Concerning RNA 2 of the Bromoviridae, all the studied ilarviruses were recombinants according to RECCO. RDP package confirmed these results except for APLPV, EMoV, BCRSV, PMoV, and PNRSV. Similarly, OLV-2 was revealed to be recombinant by RECCO but not by RDP 3.31β algorithm (Table 2). HJLV and APLPV were the highest recombinant viruses with 86 and 71 putative recombination breakpoints, respectively. OLV-2 and AMV belonging to two taxonomically distinct genera showed a high degree of recombination with 92 and 58 possible recombination sites, respectively. Recombination events occurred also in RNA 2 of the Bromoviruses (BBMV, CYBV, SBLV), PZSV, and all Cucumoviruses mentioned above supplemented, however, by seven more CMV isolates (i.e., pCb7, pRad35, China, BX, Palampur, pepo, AS) (Table 3). In determining potential recombination events, a high consistency was observed between RECCO and RDP package particularly for CMV and its various isolates as well as for TAV. Nonetheless, no confirmation was given by RDP program for the following viruses: BBMV, SBLV, PZSV, PSV.Mild, PSV.Rp. CMV.China, and CMV.BX. On the recombination evolution rate, approximately one half of members of Ilarvirus genus showed breakpoints extent consisting of one single residue particularly for HJLV (37 sites) and APLPV (29 sites) (Table 4). A similar situation was observed for OLV-2 (38 sites). Conversely, more than 80% of the recombinant Bromoviruses added to PZSV and Cucumoviruses displayed recombination sites having sizes overstepping three residues. The highest size was reached by CMV.P1-1 isolate (93 nt) (Table 5).

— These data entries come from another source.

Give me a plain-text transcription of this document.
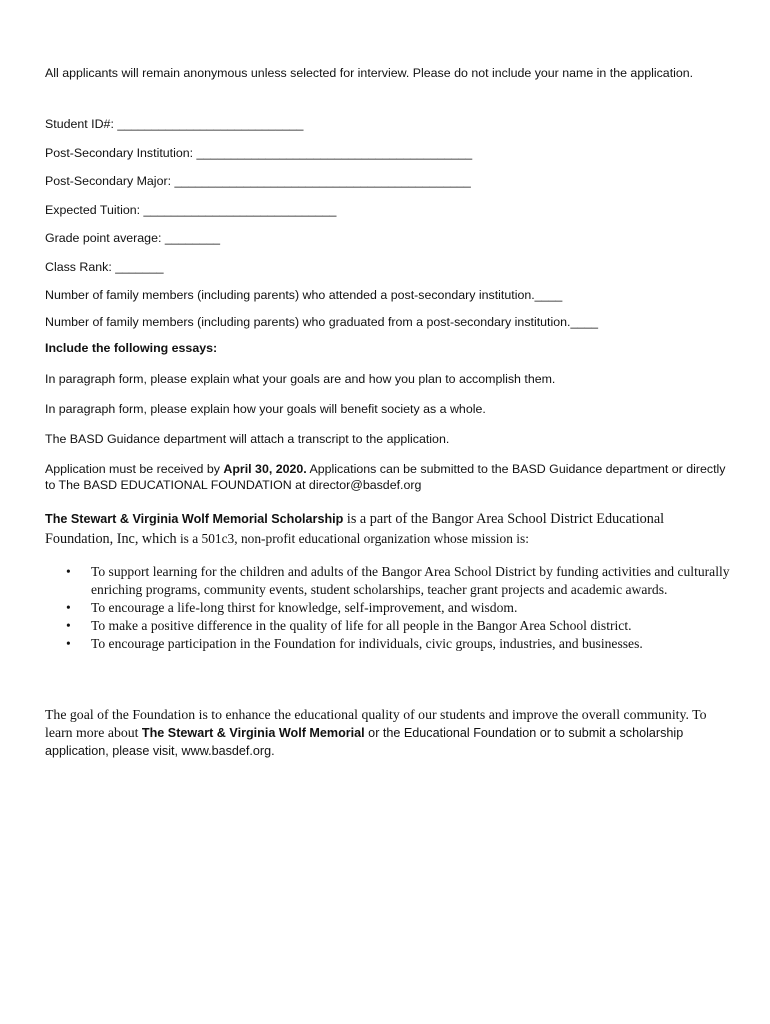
All applicants will remain anonymous unless selected for interview. Please do not include your name in the application.

Student ID#: ___________________________

Post-Secondary Institution: ________________________________________

Post-Secondary Major: ___________________________________________

Expected Tuition: ____________________________

Grade point average: ________

Class Rank: _______

Number of family members (including parents) who attended a post-secondary institution.____

Number of family members (including parents) who graduated from a post-secondary institution.____

Include the following essays:

In paragraph form, please explain what your goals are and how you plan to accomplish them.

In paragraph form, please explain how your goals will benefit society as a whole.

The BASD Guidance department will attach a transcript to the application.

Application must be received by April 30, 2020. Applications can be submitted to the BASD Guidance department or directly to The BASD EDUCATIONAL FOUNDATION at director@basdef.org

The Stewart & Virginia Wolf Memorial Scholarship is a part of the Bangor Area School District Educational Foundation, Inc, which is a 501c3, non-profit educational organization whose mission is:

• To support learning for the children and adults of the Bangor Area School District by funding activities and culturally enriching programs, community events, student scholarships, teacher grant projects and academic awards.
• To encourage a life-long thirst for knowledge, self-improvement, and wisdom.
• To make a positive difference in the quality of life for all people in the Bangor Area School district.
• To encourage participation in the Foundation for individuals, civic groups, industries, and businesses.

The goal of the Foundation is to enhance the educational quality of our students and improve the overall community. To learn more about The Stewart & Virginia Wolf Memorial or the Educational Foundation or to submit a scholarship application, please visit, www.basdef.org.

Nucleotide sequence analysis
Maximum composite likelihood estimate of the pattern of nucleotide substitution were conducted in MEGA4.1β. The results for the Bromoviridae were as follows: (i) RNA 1: rates of different transitional substitutions varied from 1.36 to 8.75, and those of transversionsal substitutions varied from 8.13 to 11.53. The nucleotide frequencies were as follows: 0.264 (A), 0.289 (T/U), 0.204 (C), 0.243 (G). The transition/transversion rate ratios were k 1 = 0.828 (purines) and k 2 = 0.168 (pyrimidines). The overall transition/transversion bias was R = 0.242, where R = [AGk 1 + TCk 2]/[(A + G)(T + C)]. There were a total of 2430 positions in the final dataset. (ii) RNA 2: rates of different transitional substitutions varied from 4.20 to 8.09, and those of transversionsal substitutions varied from 7.88 to 11.92. The nucleotide frequencies were as follows: 0.262 (A), 0.308 (T/U), 0.203 (C), 0.227 (G). The transition/transversion rate ratios were k 1 = 0.478 (purines) and k 2 = 0.679 (pyrimidines). The overall transition/transversion bias was R = 0.258. There were a total of 1750 positions in the final dataset.

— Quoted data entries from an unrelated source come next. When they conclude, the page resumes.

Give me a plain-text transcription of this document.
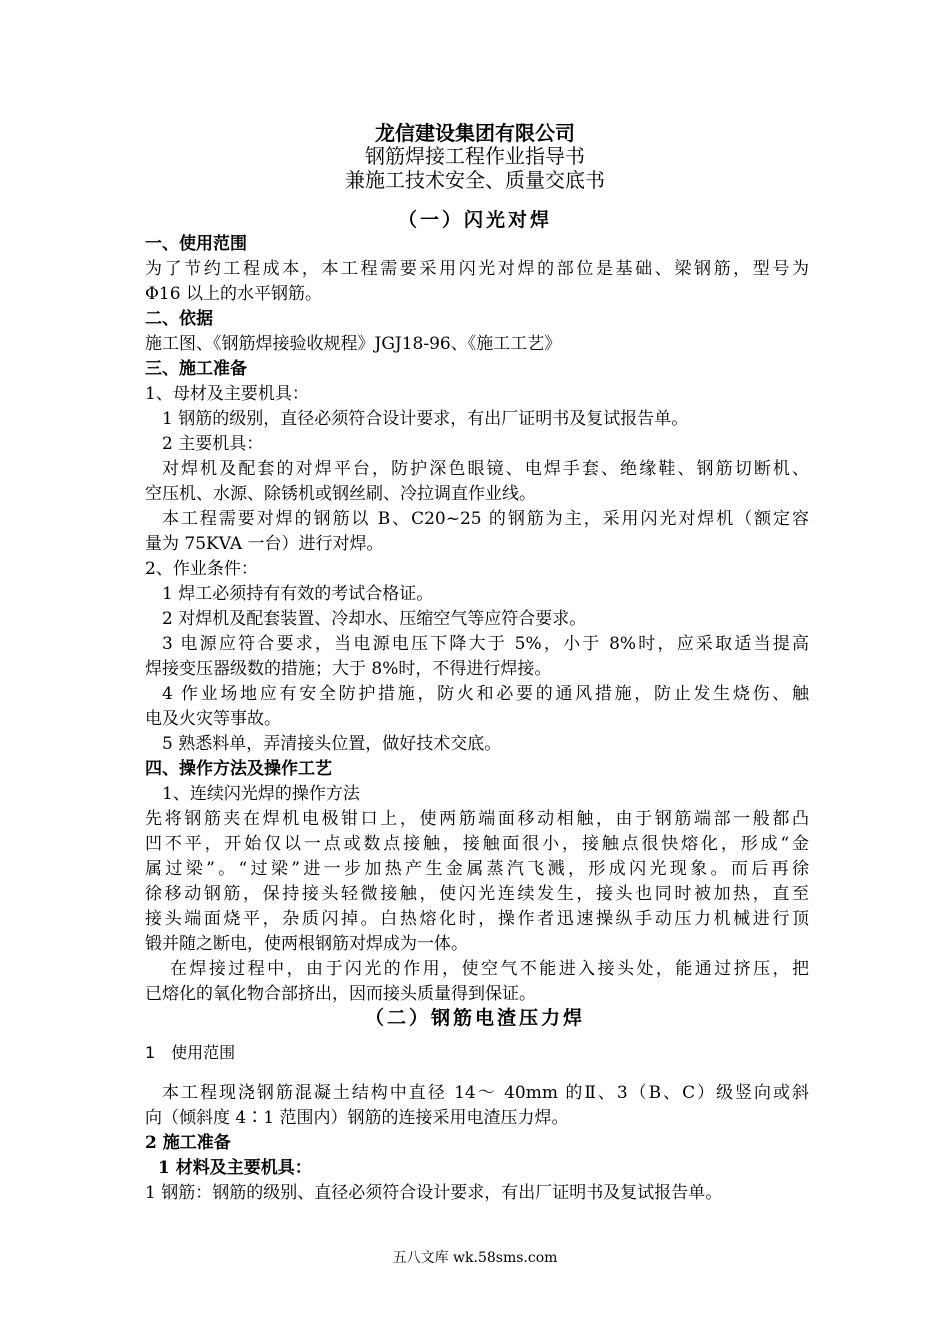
龙信建设集团有限公司
钢筋焊接工程作业指导书
兼施工技术安全、质量交底书
（一）闪光对焊
一、使用范围
为了节约工程成本，本工程需要采用闪光对焊的部位是基础、梁钢筋，型号为
Φ16 以上的水平钢筋。
二、依据
施工图、《钢筋焊接验收规程》JGJ18-96、《施工工艺》
三、施工准备
1、母材及主要机具：
1 钢筋的级别，直径必须符合设计要求，有出厂证明书及复试报告单。
2 主要机具：
对焊机及配套的对焊平台，防护深色眼镜、电焊手套、绝缘鞋、钢筋切断机、
空压机、水源、除锈机或钢丝刷、冷拉调直作业线。
本工程需要对焊的钢筋以 B、C20~25 的钢筋为主，采用闪光对焊机（额定容
量为 75KVA 一台）进行对焊。
2、作业条件：
1 焊工必须持有有效的考试合格证。
2 对焊机及配套装置、冷却水、压缩空气等应符合要求。
3 电源应符合要求，当电源电压下降大于 5%，小于 8%时，应采取适当提高
焊接变压器级数的措施；大于 8%时，不得进行焊接。
4 作业场地应有安全防护措施，防火和必要的通风措施，防止发生烧伤、触
电及火灾等事故。
5 熟悉料单，弄清接头位置，做好技术交底。
四、操作方法及操作工艺
1、连续闪光焊的操作方法
先将钢筋夹在焊机电极钳口上，使两筋端面移动相触，由于钢筋端部一般都凸
凹不平，开始仅以一点或数点接触，接触面很小，接触点很快熔化，形成“金
属过梁”。“过梁”进一步加热产生金属蒸汽飞溅，形成闪光现象。而后再徐
徐移动钢筋，保持接头轻微接触，使闪光连续发生，接头也同时被加热，直至
接头端面烧平，杂质闪掉。白热熔化时，操作者迅速操纵手动压力机械进行顶
锻并随之断电，使两根钢筋对焊成为一体。
在焊接过程中，由于闪光的作用，使空气不能进入接头处，能通过挤压，把
已熔化的氧化物合部挤出，因而接头质量得到保证。
（二）钢筋电渣压力焊
1　使用范围
本工程现浇钢筋混凝土结构中直径 14～ 40mm 的Ⅱ、3（B、C）级竖向或斜
向（倾斜度 4∶1 范围内）钢筋的连接采用电渣压力焊。
2 施工准备
1 材料及主要机具：
1 钢筋：钢筋的级别、直径必须符合设计要求，有出厂证明书及复试报告单。
五八文库 wk.58sms.com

The MEGA4.1β program implements also the Tajima’s Neutrality Test. The purpose of this test is to identify sequences which do not fit the neutral theory model at equilibrium between mutation and genetic drift. Tajima’s test compares a standardized measure of the total number of segregating sites (these are the DNA sites that are polymorphic) in the sampled DNA and the average number of mutations between pairs in the sample. The Tajima’s D was determined for RNA 1 (D = 4.567274) and RNA 2 (D = 4.677207).

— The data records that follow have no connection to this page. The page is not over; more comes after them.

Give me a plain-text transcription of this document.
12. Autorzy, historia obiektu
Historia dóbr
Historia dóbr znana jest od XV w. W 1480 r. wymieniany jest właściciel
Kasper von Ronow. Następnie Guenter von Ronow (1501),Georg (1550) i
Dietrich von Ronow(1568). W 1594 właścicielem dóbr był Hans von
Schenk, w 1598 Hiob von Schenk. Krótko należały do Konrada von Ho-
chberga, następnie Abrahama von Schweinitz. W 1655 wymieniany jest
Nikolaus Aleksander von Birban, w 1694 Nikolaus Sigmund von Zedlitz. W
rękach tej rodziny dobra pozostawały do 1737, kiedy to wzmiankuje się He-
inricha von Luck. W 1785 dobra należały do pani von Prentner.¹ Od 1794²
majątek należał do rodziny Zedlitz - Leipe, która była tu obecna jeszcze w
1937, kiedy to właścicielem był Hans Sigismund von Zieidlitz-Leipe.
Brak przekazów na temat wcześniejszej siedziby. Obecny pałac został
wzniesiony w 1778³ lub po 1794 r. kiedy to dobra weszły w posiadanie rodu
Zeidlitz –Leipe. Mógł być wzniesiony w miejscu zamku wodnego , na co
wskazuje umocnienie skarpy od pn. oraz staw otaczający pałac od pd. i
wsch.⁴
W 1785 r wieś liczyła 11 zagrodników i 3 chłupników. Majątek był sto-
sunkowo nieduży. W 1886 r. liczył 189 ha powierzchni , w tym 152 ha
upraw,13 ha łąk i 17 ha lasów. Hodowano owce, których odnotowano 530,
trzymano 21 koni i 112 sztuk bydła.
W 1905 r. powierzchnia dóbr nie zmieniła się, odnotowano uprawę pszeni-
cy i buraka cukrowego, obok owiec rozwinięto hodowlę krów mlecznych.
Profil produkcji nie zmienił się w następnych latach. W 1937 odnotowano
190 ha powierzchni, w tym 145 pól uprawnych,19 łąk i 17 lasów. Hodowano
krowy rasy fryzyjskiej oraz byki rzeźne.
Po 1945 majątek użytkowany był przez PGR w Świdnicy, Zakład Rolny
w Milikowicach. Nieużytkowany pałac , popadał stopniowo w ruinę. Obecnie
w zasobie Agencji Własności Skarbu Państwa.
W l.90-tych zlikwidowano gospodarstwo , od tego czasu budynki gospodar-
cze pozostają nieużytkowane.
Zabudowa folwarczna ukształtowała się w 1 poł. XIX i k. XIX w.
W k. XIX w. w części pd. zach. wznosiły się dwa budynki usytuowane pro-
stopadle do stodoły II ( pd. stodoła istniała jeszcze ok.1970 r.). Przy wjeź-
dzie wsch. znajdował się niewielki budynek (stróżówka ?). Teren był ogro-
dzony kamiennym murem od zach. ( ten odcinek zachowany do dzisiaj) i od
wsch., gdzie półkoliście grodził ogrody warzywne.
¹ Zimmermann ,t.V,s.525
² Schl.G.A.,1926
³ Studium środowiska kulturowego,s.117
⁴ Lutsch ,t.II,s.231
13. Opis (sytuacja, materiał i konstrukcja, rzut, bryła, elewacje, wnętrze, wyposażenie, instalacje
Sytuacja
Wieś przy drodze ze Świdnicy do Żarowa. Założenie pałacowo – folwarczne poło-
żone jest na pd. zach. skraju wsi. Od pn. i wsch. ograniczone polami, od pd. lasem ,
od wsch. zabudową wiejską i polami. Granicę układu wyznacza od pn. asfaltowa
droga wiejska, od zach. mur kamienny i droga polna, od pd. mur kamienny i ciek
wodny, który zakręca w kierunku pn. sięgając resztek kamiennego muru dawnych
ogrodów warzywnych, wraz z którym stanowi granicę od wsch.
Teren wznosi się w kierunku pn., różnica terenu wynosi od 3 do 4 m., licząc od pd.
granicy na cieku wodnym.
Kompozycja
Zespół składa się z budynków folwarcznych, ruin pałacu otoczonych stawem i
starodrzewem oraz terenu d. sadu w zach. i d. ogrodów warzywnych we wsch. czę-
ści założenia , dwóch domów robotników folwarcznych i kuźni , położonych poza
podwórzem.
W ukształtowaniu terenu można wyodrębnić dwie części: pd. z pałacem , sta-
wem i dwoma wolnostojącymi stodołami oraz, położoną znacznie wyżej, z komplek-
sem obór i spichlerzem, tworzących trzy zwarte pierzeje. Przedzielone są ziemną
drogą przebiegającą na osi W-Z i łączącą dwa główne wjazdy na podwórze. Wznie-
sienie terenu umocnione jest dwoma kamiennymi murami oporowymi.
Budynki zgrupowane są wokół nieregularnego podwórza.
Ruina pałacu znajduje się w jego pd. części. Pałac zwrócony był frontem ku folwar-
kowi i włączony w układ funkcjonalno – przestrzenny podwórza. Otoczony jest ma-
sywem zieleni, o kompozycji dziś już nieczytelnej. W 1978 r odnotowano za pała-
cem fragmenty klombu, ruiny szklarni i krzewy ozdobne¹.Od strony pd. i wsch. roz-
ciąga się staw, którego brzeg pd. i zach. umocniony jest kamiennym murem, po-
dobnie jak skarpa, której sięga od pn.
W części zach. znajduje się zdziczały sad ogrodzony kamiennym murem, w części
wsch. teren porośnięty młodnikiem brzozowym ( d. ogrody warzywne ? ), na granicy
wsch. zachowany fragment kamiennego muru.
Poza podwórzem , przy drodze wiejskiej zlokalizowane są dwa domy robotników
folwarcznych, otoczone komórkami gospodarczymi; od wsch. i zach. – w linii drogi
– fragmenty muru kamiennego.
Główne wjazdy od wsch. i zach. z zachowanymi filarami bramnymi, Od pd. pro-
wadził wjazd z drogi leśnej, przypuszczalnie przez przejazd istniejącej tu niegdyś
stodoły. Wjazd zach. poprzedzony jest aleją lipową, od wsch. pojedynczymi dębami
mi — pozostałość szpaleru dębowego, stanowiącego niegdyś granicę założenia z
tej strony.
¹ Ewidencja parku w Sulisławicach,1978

Phylogenetic relationships
The phylogenetic relationships among members of the family Bromoviridae based on their RNAs 1 and 2 sequences were inferred using NJ method. As a general picture, RNAs 1 and 2 showed phylogenies fully congruent. Remarkably, each taxonomical genus in the family Bromoviridae constitutes a homogenous group clearly distinct from one another. Based on the inferred evolutionary history of members of Ilarvirus genus, AMV was shown to be an integral part of the genus Ilarvirus. In addition, we proposed to classify these members in three distinct subgroups (Fig. 1). Tentative subgroup I is formed by ApMV, PNRSV, FCLV, PDV, AMV, HJLV, and APLPV. Tentative subgroup II is composed of BCRSV, SNSV, TSV, and PMoV. Tentative subgroup III encompasses CiLRV, TAMV, SPLV, EMoV, and CVV. Clustering II and III are more closely related to each other among themselves than to any other member of the genus Ilarvirus.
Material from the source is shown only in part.